I don’t want to raise overly pernickety questions, and I’m glad you’re sharing your concerns. I’m asking for more details about your underlying model because the audience here will consist of people who (despite being far more concerned about AGI than the general population) are on average far less concerned – and on average know less about the technical/governance space – than you are. If you’re skeptical about the value of extant regulation affecting AGI development, it would be helpful at least for me (and I’m guessing others?) to have a bit more detail on what’s driving that conclusion.
 

  1. ^

     I don’t mean to suggest that you couldn’t have more ‘compute-centric’ reasons for believing in short timelines, only that some your claims (+tone) updated me a bit in this direction.

... there is a lot we can actually do. We are currently working on it quite directly at Conjecture

I was hoping this post would explain how Conjecture sees its work as contributing to the overall AI alignment project, and was surprised to see that that topic isn't addressed at all. Could you speak to it?

Comment by Paul Christiano on Lesswrong:

 

""RLHF and Fine-Tuning have not worked well so far. Models are often unhelpful, untruthful, inconsistent, in many ways that had been theorized in the past. We also witness goal misspecification, misalignment, etc. Worse than this, as models become more powerful, we expect more egregious instances of misalignment, as more optimization will push for more and more extreme edge cases and pseudo-adversarial examples.""

These three links are:

  • The first is Mysteries of mode collapse, which claims that RLHF (as well as OpenAI's supervised fine-tuning on highly-rated responses) decreases entropy. This doesn't seem particularly related to any of the claims in this paragraph, and I haven't seen it explained why this is a bad thing.
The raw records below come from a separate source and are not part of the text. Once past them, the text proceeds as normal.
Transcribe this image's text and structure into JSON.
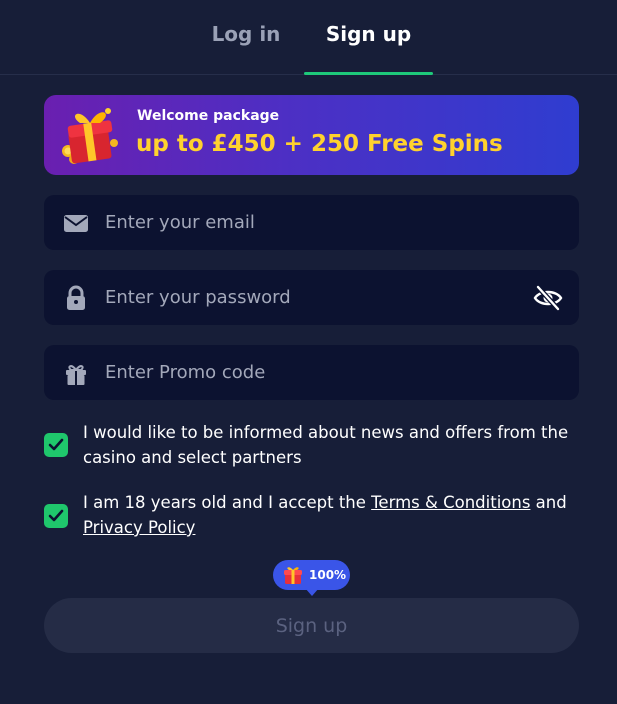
{
  "tabs": {
    "login": "Log in",
    "signup": "Sign up",
    "active": "signup"
  },
  "banner": {
    "subtitle": "Welcome package",
    "offer": "up to £450 + 250 Free Spins",
    "icon": "gift-box-icon"
  },
  "form": {
    "email": {
      "placeholder": "Enter your email",
      "value": "",
      "icon": "envelope-icon"
    },
    "password": {
      "placeholder": "Enter your password",
      "value": "",
      "icon": "lock-icon",
      "toggle_icon": "eye-slash-icon"
    },
    "promo": {
      "placeholder": "Enter Promo code",
      "value": "",
      "icon": "gift-icon"
    }
  },
  "consents": {
    "news": {
      "checked": true,
      "text": "I would like to be informed about news and offers from the casino and select partners"
    },
    "age": {
      "checked": true,
      "text_before": "I am 18 years old and I accept the ",
      "terms_link": "Terms & Conditions",
      "text_middle": " and ",
      "privacy_link": "Privacy Policy"
    }
  },
  "badge": {
    "text": "100%",
    "icon": "gift-icon"
  },
  "submit": {
    "label": "Sign up",
    "enabled": false
  },
  "colors": {
    "background": "#171e38",
    "field": "#0c1230",
    "accent_green": "#1ec97a",
    "offer_yellow": "#ffd22e",
    "badge_blue": "#3a55e8",
    "button_disabled": "#252c46"
  }
}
I asked on the post but did not get a response.
  • The second is Discovering language model behaviors with model-written evaluations and shows that Anthropic's models trained with RLHF have systematically different personalities than the pre-trained model.  I'm not exactly sure what claims you are citing, but I think you are making some really wild leaps.
  • The third is Compendium of problems with RLHF, which primarily links to the previous 2 failures and then discusses theoretical limitations.

I think these are bad citations for the claim that methods are "not working well" or that current evidence points towards trouble.

The current problems you list---"unhelpful, untruthful, and inconsistent"---don't seem like good examples to illustrate your point. These are mostly caused by models failing to correctly predict which responses a human would rate highly. That happens because models have limited capabilities and is rapidly improving as models get smarter. These are not the problems that most people in the community are worried about, and I think it's misleading to say this is what was "theorized" in the past.

I think RLHF is obviously inadequate for aligning really powerful models, both because you cannot effectively constrain a deceptively aligned model and because human evaluators will eventually not be able to understand the consequences of proposed actions. And I think it is very plausible that large language models will pose serious catastrophic risks from misalignment before they are transformative (it seems very hard to tell). But I feel like this post isn't engaging with the substance of those concerns or sensitive to the actual state of evidence about how severe the problem looks like it will be or how well existing mitigations might work.

I'm definitely not knowledgeable about AI, but my two cents is that there is a thing called the frame problem that makes AGI very hard to attain or even think about. I'm not gonna even try to exposit what that is, and that article is a bit dated, but I'd guess the problem still remains beyond anyone's comprehension.

The kind of examples people used to use to motivate frame problem stories in the days of GOFAI in the 20th century  are routinely solved by AI systems today. 

Interesting, well maybe I'm off base then.